医療を提供する看護師と、そのサービスを自宅で受ける患者さんの両方の気持ちが、
在宅療養をよりよいものにしようという気持ちになるようにしなくてはなりません。

 

 

在宅療養は、病棟で行う治療にくらべ多くの部分で不便になりますし、
ケアの質も劣ってしまいます。

 

ですが、利用者様にとっては、自宅での生活を失うことなく治療が出来るため、
病院での療養よりも満足度が高いとされているんですね。

 

 

訪問看護師や医師が自宅に来てくれて、
お互いに信頼関係を築いた状態で治療が出来るからという点も、
大きく関係しているようです。

 

在宅療養では、治療をするという目的の方もおられれば、
自分らしく最期を迎えたいという目的の方もおられます。

 

 

つまり、利用者様一人ひとり目的が異なりますので、
その方にとって一番良い方法というものを、
一緒に探していくことも大切になるということです。

 

 

 

■介護関連の資格を取得しておくと便利!

 

訪問看護師として仕事をするということは、
毎度患者さんの自宅に訪問するということです。

 

そうなると、治療以外の面で戸惑ってしまうことがあるんですね。

 

 

それは、病棟との環境や仕事の違いです。
患者さんの自宅において、患者さんに応じた看護を行うにあたり、
大きな壁となるものがあります。

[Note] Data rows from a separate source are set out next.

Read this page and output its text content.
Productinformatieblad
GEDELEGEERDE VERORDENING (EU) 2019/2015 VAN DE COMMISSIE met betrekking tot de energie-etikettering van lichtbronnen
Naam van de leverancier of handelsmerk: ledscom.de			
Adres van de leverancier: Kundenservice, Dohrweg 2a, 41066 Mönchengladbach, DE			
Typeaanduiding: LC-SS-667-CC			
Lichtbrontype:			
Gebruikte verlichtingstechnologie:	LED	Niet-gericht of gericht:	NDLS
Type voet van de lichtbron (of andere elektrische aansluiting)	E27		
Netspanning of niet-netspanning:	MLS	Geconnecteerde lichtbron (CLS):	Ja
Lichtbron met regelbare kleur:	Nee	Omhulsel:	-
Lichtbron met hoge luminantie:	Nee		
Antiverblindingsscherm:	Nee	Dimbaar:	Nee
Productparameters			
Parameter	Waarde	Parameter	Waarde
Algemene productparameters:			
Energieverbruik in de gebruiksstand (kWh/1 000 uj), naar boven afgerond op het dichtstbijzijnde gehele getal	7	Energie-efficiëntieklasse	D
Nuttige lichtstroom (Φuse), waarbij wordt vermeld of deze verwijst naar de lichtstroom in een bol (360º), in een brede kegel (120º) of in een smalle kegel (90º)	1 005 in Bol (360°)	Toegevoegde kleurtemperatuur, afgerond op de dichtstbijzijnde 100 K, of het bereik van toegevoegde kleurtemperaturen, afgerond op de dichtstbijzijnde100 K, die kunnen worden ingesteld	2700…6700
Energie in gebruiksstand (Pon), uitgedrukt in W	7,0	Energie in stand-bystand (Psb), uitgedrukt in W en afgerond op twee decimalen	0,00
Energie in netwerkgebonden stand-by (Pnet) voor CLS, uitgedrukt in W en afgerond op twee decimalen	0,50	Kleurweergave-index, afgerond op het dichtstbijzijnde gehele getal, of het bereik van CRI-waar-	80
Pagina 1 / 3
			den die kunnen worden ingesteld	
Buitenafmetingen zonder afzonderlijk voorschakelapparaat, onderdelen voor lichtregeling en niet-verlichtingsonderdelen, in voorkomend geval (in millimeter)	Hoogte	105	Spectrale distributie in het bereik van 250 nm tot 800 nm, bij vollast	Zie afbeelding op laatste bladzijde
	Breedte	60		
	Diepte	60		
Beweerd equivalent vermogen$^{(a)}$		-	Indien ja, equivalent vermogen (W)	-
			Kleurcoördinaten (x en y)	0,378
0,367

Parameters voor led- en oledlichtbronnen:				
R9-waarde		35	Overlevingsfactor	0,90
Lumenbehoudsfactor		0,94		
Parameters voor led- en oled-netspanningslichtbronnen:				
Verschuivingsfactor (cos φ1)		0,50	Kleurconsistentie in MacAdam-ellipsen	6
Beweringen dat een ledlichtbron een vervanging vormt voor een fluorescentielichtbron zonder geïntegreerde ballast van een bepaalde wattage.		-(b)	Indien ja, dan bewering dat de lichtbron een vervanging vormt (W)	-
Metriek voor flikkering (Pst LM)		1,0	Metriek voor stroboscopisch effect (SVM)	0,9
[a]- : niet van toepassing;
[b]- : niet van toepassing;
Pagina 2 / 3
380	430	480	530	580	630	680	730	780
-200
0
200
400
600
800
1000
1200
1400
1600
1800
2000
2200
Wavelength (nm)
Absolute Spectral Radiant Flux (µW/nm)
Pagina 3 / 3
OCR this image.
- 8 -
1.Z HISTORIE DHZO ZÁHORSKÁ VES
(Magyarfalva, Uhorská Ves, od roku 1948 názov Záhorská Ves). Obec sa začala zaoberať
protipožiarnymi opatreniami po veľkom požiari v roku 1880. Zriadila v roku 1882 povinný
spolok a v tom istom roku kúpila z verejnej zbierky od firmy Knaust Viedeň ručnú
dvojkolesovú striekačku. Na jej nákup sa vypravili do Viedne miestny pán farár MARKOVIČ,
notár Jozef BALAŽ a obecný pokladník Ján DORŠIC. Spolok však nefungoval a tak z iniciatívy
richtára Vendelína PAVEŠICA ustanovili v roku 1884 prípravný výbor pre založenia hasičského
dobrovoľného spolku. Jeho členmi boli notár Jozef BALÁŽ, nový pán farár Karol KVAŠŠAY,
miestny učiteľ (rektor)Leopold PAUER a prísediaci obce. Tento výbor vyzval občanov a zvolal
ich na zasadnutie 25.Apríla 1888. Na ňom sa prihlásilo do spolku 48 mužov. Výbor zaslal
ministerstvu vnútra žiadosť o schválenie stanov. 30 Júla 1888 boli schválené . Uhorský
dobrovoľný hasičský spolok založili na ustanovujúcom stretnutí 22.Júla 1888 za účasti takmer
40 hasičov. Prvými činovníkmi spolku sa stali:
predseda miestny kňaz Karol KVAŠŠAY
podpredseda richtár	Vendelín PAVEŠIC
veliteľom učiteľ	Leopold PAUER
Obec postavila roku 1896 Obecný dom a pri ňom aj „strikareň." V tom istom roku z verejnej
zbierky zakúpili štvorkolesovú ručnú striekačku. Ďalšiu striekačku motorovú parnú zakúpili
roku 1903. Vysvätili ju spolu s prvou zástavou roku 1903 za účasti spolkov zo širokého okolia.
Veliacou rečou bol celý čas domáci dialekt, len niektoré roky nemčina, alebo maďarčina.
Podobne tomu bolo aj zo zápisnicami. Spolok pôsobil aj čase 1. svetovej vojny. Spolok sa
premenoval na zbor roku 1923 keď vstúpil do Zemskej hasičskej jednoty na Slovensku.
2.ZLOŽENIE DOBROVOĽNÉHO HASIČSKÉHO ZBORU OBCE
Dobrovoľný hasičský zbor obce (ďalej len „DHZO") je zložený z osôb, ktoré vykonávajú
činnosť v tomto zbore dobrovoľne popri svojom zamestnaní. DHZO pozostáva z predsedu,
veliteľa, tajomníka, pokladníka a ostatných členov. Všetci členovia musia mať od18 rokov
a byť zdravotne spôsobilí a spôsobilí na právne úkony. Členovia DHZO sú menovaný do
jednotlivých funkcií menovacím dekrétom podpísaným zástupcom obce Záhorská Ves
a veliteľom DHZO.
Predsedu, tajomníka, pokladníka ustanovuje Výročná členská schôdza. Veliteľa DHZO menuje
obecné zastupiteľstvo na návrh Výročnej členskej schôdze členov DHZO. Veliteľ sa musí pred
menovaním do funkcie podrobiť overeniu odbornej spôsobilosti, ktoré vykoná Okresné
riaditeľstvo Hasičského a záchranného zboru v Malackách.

それが、介護の問題なんです。

 

病棟であれば、介護は介護士が居ますし、
介護に関する設備なども整っていますよね。

 

 

ですが、一般家庭では病棟のような設備は期待できません。
そこで、介護士や介護福祉士、ケアマネなどの資格を取得して、
実際に介護に関する知識や技術を身につけておくことによって、とても役に立ちます
よ。

 

 

高齢者介護については、訪問看護師の中でも
悩んでいるという看護師が多くなっているんです。

 

以前は、障がいを持つ方や、自宅で最期を迎えたい
というターミナルケアの患者さんの利用が多くありました。

 

 

ですが、今は圧倒的に高齢者の方の利用が多いんです。
高齢者の方の中には、認知症の方もおられます。
単身世帯で認知症の方もおられるんですよ。

 

訪問看護師が担う部分は医療分野となりますが、
訪問先では排泄介助や入浴介助、食事介助も行っていく事になります。
そうなると、やはり介護関連の知識と技術がなくては難しいことですよね。

 

 

 

■需要が高まっている訪問看護師

 

日本は皆保険制度となっていますよね。
健康保険に全員が加入し、医療費を相互で助け合うことによって、
一人ひとりにかかる負担が少なくなるような仕組みです。

 

ですが、今健康保険制度が危機的な状況となっており、
医療サービスについて問われているんですね。

 

 

軽い症状で入院するという事や、
慢性的な疾患で入院するという事を最小限に抑え、
在宅医療へとシフトしていこうという動きもあります。

 

在宅医療を支える存在として、
今訪問看護の需要も高まってきているんですよ。

 

 

病院や診療所、訪問看護ステーションに属している看護師は、
患者さんの自宅に訪問し、バイタルチェックや健康状態の観察、
生活指導、栄養管理等を行います。

 

医療だけではなく、介護の部分についても担っている場合がありますよ。

 

 

ということは、訪問看護師として働くとしても、
医療サービスを提供する看護師としてだけではなく、

 

介護サービスを提供する介護士としての役割も
果たさなくてはならない
という事になります。

 

 

訪問看護師は看護師免許を所持していれば働く事が出来ますが、
仕事内容には介護分野も関係してきますので、
仕事内容などを確認してから職場を選ぶことが大切です。

 

看護師専門の転職支援サイトを利用すると、
訪問看護師として働く際に感じる不安や疑問などについて、
しっかり解消することが出来ますよ!

 

 

 

■訪問看護ステーションでの仕事の流れ

 

最近では、訪問看護ステーションの文字が入れられている車などを
見かけることが多くなりました。

 

テナントとしての訪問看護ステーションも、街中によくありますよね。

 

 

医療行為となるために、介護士はサービスが提供できないような、
バイタルチェック・カテーテルやチューブの管理、医療器具の管理、
経管栄養の管理、筋肉注射など、訪問看護師ならば提供できるサービスとなります。

 

寝たきりの患者さんに対しては、
床ずれ予防や処置のための体位変換、全身清拭なども行います。

 

 

看護師が単独で行う医療行為にはもちろん限りがあるのですが、
医師の訪問看護指示書にそって医療行為を行っていきます

 

 

訪問看護師の1日の流れを見てみましょう。
まず、朝出勤したら、ミーティングを行い、
午前と午後にそれぞれ3件程度の利用者様の自宅に訪問していきます。

 

夕方には訪看ステーションに戻り、
記録の整理やカンファレンスを終え、17時半頃には退勤となります。

 

 

病棟に比べ、スケジュールがしっかりと組まれていますので、
残業は少なく、土日や祝日が休日となることも多いんですよ。

 

基本的には夜勤がありませんし、非常勤での採用となれば、
週3回程度の勤務も可能となっています。